Understanding history, understanding self
LaFromboise, who came to Stanford in 1985, studied how social skills training for bicultural competence – in both mainstream and ethnic/tribal worlds – could help Native American high school students resist substance abuse, suicide and other self-harm.
Her American Indian Life Skills Curriculum, developed with Zuni Pueblo and Cherokee Nation educators, among others, offers lessons in resilience that are grounded in Native American culture. Participants learn to value their own and their community’s good qualities. They learn to cope with the historical, social, and individual stressors that fuel a Native American suicide rate up to 72 percent above the U.S. average.
In the semester-long program, students learn strategies for taking control of their thoughts and feelings, for saying no to drugs or alcohol, for coping with grief and loss. They learn how historical events such as their parents’ or grandparents’ suffering in federal Indian boarding schools or their tribe’s loss of land due to settler colonialism bear on their own lives, for, as one lesson explains:
“Losing freedoms such as land … is much like losing a relative. There is a sense of loss, of sadness, depression and anger. … These feelings are natural. Yet if they go on too long, they become unhealthy. … If you understand your history, you will better understand the pressures that surround you … By understanding these pressures, you can begin to overcome them.”
Finally, students learn to “create and talk about dreams for Native American people that can make us strong.”

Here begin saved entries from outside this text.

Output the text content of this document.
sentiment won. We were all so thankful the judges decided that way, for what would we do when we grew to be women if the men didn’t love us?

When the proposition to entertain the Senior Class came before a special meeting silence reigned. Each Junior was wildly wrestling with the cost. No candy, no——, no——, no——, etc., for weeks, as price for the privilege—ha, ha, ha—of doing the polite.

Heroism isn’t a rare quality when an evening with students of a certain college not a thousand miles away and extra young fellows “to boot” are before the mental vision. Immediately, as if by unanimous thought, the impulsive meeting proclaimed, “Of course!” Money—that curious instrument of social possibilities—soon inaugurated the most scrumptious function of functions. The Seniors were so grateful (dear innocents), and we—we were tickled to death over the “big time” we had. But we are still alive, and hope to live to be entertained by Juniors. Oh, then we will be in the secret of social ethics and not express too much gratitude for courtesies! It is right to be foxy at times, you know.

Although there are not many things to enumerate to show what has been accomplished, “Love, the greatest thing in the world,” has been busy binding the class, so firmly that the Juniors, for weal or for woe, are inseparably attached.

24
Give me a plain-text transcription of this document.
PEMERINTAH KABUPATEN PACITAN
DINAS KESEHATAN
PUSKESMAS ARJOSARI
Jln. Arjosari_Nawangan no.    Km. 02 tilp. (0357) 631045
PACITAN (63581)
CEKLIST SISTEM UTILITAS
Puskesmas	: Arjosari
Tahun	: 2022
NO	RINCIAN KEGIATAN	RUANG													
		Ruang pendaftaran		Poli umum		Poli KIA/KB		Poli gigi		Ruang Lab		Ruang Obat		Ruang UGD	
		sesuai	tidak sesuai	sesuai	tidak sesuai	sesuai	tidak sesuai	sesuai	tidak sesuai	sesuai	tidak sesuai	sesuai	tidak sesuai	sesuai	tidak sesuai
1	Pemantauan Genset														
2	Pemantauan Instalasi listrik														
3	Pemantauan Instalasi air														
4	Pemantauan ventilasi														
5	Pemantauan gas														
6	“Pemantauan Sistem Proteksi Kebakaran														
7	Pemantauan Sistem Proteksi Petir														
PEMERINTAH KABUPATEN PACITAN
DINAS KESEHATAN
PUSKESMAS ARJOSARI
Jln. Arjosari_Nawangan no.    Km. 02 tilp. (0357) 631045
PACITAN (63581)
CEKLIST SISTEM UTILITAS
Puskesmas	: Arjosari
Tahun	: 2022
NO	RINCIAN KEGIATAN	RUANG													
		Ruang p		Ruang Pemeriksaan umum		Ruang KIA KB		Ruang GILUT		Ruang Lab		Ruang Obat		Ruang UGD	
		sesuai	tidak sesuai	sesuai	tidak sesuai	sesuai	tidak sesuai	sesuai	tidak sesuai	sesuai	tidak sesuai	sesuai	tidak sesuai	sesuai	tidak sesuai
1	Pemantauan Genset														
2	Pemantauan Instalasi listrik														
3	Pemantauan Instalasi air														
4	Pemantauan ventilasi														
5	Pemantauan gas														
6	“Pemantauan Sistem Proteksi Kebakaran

The curriculum has been shown to decrease feelings of hopelessness and suicidal thoughts in high school-age participants. It has been modified for several other Native American communities and for use in middle schools.

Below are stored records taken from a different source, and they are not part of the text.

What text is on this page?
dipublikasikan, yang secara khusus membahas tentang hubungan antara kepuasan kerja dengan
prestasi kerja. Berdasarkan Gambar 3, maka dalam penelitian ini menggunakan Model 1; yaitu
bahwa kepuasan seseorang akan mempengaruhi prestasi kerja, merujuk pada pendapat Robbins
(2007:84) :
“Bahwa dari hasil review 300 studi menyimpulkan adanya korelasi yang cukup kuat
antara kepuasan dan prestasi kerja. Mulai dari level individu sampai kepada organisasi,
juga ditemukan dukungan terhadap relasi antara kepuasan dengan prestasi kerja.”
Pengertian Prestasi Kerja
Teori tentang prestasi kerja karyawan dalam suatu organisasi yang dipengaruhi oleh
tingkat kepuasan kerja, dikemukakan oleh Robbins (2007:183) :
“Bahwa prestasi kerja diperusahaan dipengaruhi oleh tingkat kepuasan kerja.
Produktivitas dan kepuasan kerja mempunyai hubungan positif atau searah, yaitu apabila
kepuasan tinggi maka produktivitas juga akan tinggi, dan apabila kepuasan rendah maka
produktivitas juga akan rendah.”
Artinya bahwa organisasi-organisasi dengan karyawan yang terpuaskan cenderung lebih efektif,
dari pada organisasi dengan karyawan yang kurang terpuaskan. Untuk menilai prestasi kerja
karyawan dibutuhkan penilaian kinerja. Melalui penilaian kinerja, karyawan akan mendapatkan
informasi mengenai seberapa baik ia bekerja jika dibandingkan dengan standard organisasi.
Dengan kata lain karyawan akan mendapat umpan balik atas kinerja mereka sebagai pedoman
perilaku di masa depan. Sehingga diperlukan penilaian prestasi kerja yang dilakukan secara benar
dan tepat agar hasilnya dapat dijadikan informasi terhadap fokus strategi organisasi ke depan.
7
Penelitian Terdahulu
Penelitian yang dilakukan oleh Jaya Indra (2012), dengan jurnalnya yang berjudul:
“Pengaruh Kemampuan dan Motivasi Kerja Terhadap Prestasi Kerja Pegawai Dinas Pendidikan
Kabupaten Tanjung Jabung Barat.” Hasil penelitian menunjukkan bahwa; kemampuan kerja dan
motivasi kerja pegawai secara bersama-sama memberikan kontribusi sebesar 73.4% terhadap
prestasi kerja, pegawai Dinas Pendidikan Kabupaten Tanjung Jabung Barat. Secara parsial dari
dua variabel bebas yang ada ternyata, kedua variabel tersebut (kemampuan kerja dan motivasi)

GSE-trained psychologists have found other ways to help people live better lives.
Jesus Manuel (Manny) Casas, PhD ’75, helped develop the field of Latino psychology. He is lead editor of the Handbook of Multicultural Counseling, now in its fourth edition (with Jackson as co-editor) and the most internationally cited resource in its field.

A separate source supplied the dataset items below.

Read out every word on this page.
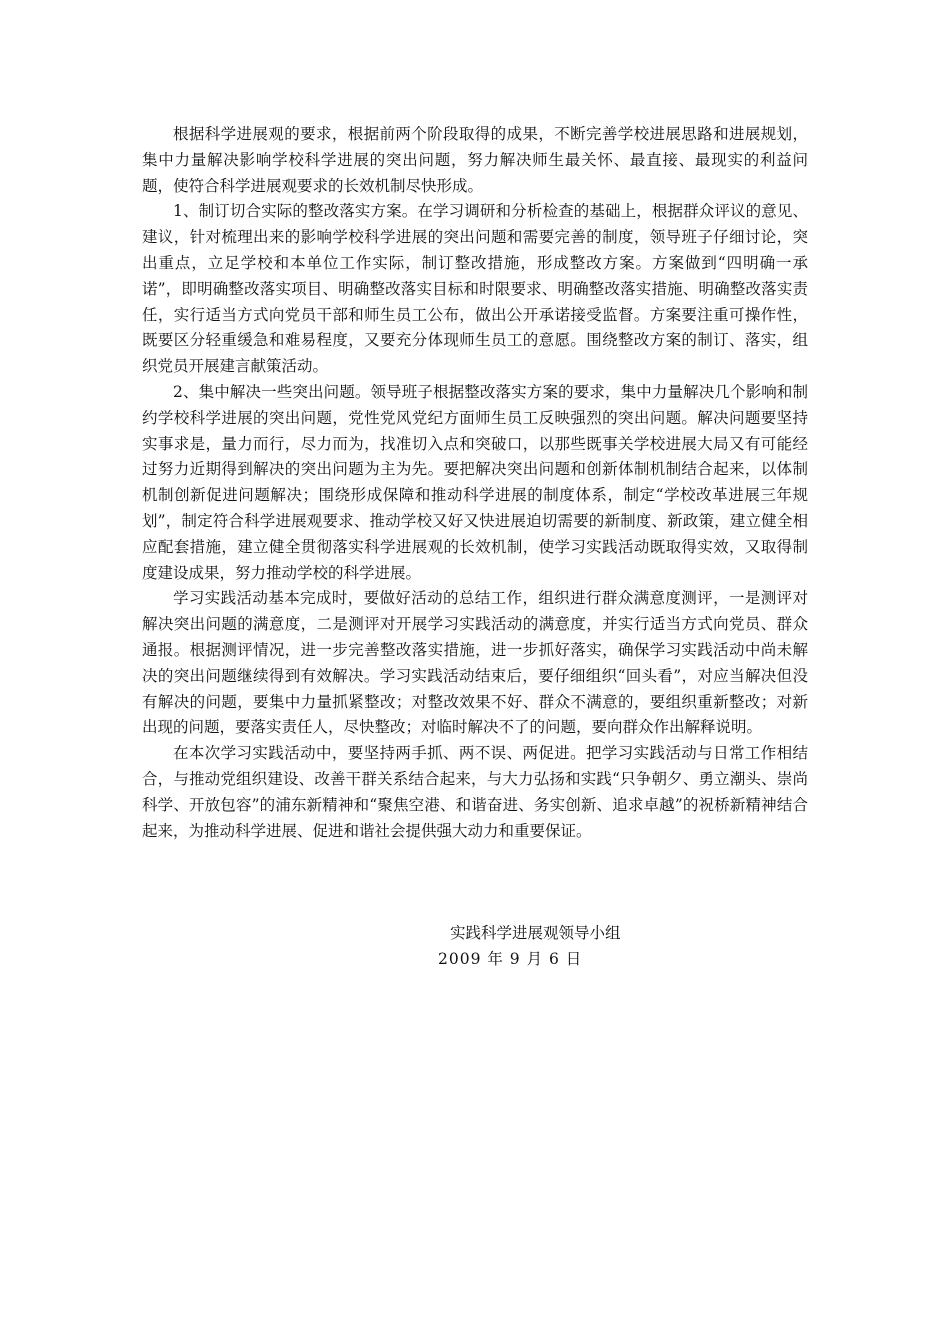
根据科学进展观的要求，根据前两个阶段取得的成果，不断完善学校进展思路和进展规划，集中力量解决影响学校科学进展的突出问题，努力解决师生最关怀、最直接、最现实的利益问题，使符合科学进展观要求的长效机制尽快形成。

1、制订切合实际的整改落实方案。在学习调研和分析检查的基础上，根据群众评议的意见、建议，针对梳理出来的影响学校科学进展的突出问题和需要完善的制度，领导班子仔细讨论，突出重点，立足学校和本单位工作实际，制订整改措施，形成整改方案。方案做到“四明确一承诺”，即明确整改落实项目、明确整改落实目标和时限要求、明确整改落实措施、明确整改落实责任，实行适当方式向党员干部和师生员工公布，做出公开承诺接受监督。方案要注重可操作性，既要区分轻重缓急和难易程度，又要充分体现师生员工的意愿。围绕整改方案的制订、落实，组织党员开展建言献策活动。

2、集中解决一些突出问题。领导班子根据整改落实方案的要求，集中力量解决几个影响和制约学校科学进展的突出问题，党性党风党纪方面师生员工反映强烈的突出问题。解决问题要坚持实事求是，量力而行，尽力而为，找准切入点和突破口，以那些既事关学校进展大局又有可能经过努力近期得到解决的突出问题为主为先。要把解决突出问题和创新体制机制结合起来，以体制机制创新促进问题解决；围绕形成保障和推动科学进展的制度体系，制定“学校改革进展三年规划”，制定符合科学进展观要求、推动学校又好又快进展迫切需要的新制度、新政策，建立健全相应配套措施，建立健全贯彻落实科学进展观的长效机制，使学习实践活动既取得实效，又取得制度建设成果，努力推动学校的科学进展。

学习实践活动基本完成时，要做好活动的总结工作，组织进行群众满意度测评，一是测评对解决突出问题的满意度，二是测评对开展学习实践活动的满意度，并实行适当方式向党员、群众通报。根据测评情况，进一步完善整改落实措施，进一步抓好落实，确保学习实践活动中尚未解决的突出问题继续得到有效解决。学习实践活动结束后，要仔细组织“回头看”，对应当解决但没有解决的问题，要集中力量抓紧整改；对整改效果不好、群众不满意的，要组织重新整改；对新出现的问题，要落实责任人，尽快整改；对临时解决不了的问题，要向群众作出解释说明。

在本次学习实践活动中，要坚持两手抓、两不误、两促进。把学习实践活动与日常工作相结合，与推动党组织建设、改善干群关系结合起来，与大力弘扬和实践“只争朝夕、勇立潮头、崇尚科学、开放包容”的浦东新精神和“聚焦空港、和谐奋进、务实创新、追求卓越”的祝桥新精神结合起来，为推动科学进展、促进和谐社会提供强大动力和重要保证。

实践科学进展观领导小组
2009 年 9 月 6 日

Casas has worked with Fortune 500 companies to increase their sensitivity, knowledge, and practices in regard to the growing Latino/a population. After more than 30 years at UC Santa Barbara, he retired as one of the senior Latino faculty members in the University of California system.
Among his many activist volunteer activities on behalf of Latinos here and abroad, Casas helped the Universidad del Valle de Guatemala to develop the first Ph.D.-level counseling psychology training program in Guatemala.
Norm Robinson, PhD ’74, became Stanford’s longtime associate dean for student affairs. He helped make campus housing a learning environment for social plurality and healthy identity formation. On Robinson’s watch, Stanford in 1990 became one of the first U.S. universities to open its married-student housing to gay and lesbian couples.
Fred Luskin, PhD ’98, documented the healing power of forgiveness. Leonard Beckum, PhD '73, updated San Francisco's police exam to improve entry-level hiring of minorities and pave the way for women to serve in street assignments.
Cecil Reeves, PhD ’78, was one of the first scholars to chart the effects of racism on black men’s health. William Conwill, PhD ’80, wrote an ethics curriculum for African-American teenagers. Bernie September, who was brought to the U.S. in a program to prepare black South Africans for post-apartheid leadership, became an advocate for women’s empowerment and a board member of South Africa’s largest bank.
The common thread to all these achievements is providing not advice, but education. As Thoresen says, “To educate is to change.”
“The whole purpose of research is to have an effect on other people,” Krumboltz said in accepting the American Psychological Association’s 2002 award for distinguished contributions to knowledge.
“Who becomes a counselor?” he asks. “Someone who wants to help people, who doesn’t have all the answers, but wants people to take action to get there, to find out.”
-- Barbara Wilcox
Top image: John Krumboltz and graduate students test one of Krumboltz's career-beliefs assessment tools in an undated photo.